The characters are well realised without being cliches too. Athena is a loving homemaker, but she isn’t self-sacrificing. I found shocking this casual admission about her son Billy, who has an unspecified disability:

“I’m just hanging on till we can get rid of him.”

And Elizabeth, more freewheeling and self-focussed, surprises herself when Vicki moves out:

“She went home on the tram and was surprised to find a small lack in herself, a blankness where the unwelcome responsibility had been.”

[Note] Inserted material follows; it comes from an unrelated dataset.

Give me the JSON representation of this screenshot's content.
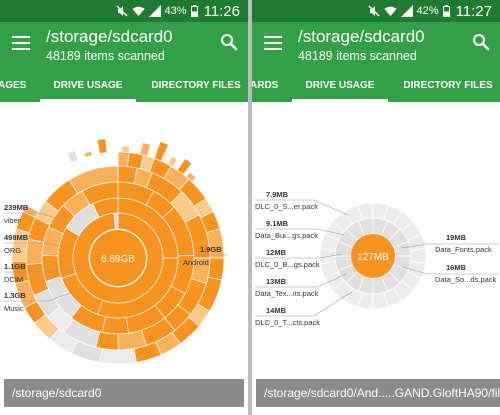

Garner isn’t interested in what is easy. She is so skilled at presenting complex human beings while not seeming to take a view on them: they are as they are. I think I preferred The Spare Room of the two Garner’s I’ve read, but that is more to do with themes that I’m interested in rather than the novella itself. Either way, I’m keen to read more of the fiction and non-fiction by this skilled, clear-sighted writer.

Novella a Day in May 2022 No.10

The Spare Room – Helen Garner (2008) 195 pages

The Spare Room was on my radar for a long time before I read it, as the themes are ones that mean a lot to me. I’ve spent nearly all my working life in cancer care and palliative care in one form or another, and so a novella about a friend caring for a dying person was always going to be of interest.

It also means I’m hard to please – anything vaguely sentimental or factually inaccurate is going to annoy me. I thought Helen Garner got everything spot-on.

The novel opens with Helen preparing her spare room for a friend to stay:

“I made it up nicely with a fresh fitted sheet, the pale pink one, since she had a famous feel for colour, and pink is flattering even to skin that has turned yellowish.”

She is still shocked by Nicola’s frail appearance when she picks her up. She knows her friend has terminal cancer and is with her in Melbourne to attend an alternative clinic. However, it quickly becomes clear that Helen will provide a more involved caring role than she anticipated.

An unspoken tension between the friends is that Helen is highly sceptical of the treatments Nicola is putting her faith in:

“ ‘Don’t worry,’ she said. ‘It’s the treatments causing the pain – that’s how I know they’re working. It’s just the toxins coming out.’

[…]

I held my peace. The ozone smelt delicious, very subtle and refreshing, like watermelon, or an ocean breeze. I sat on a chair in the corner and pulled the lid off my coffee.”

Garner brilliantly captures all the negotiations that take place, the bargaining between Helen and Nicola about what is acceptable and what will not change.Helen doesn’t try to talk her friend out of the treatments that she thinks are a total swizz, but she does try and get her to accept pain relief. Nicola flatly refuses to see the palliative care team – who would support Helen in such a physically and emotionally stressful situation – because she associates them with giving up.

“What was all this anger? I needed to be kinder to her. Dying was frightening. But it was easier to imagine being tender when I had a packet of slow-release morphine capsules in my bag.”

Nicola doesn’t recognise the immense pressure she puts on Helen, and on other friends, by expecting them to care for her as she refuses statutory care services. The story is compassionate to all involved, showing the immense love the women have for one another, and how this can sit alongside selfish actions. Neither Helen or Nicola are self-sacrificing angels, quietly enduring the unendurable. Instead they are kind, funny, angry, confused and scared – recognisably human.

“I longed to slip her shoes off, to draw a cotton blanket over her. But was scared to touch her. I was afraid of her weakness, afraid of her will. So I stepped out of the room and closed the door behind me.”

It’s such an impressive achievement by Garner to capture a complex emotional story without minimising it or retreating into cliché and sentiment. The Spare Room is a truly affecting exploration of death and dying. It shows how grief begins before the person dies, and the pain and joy that can exist alongside each other in such moments.

“Oh, I loved her for the way she made me laugh. She was the least self-important person I knew, the kindest, the least bitchy. I couldn’t imagine the world without her.”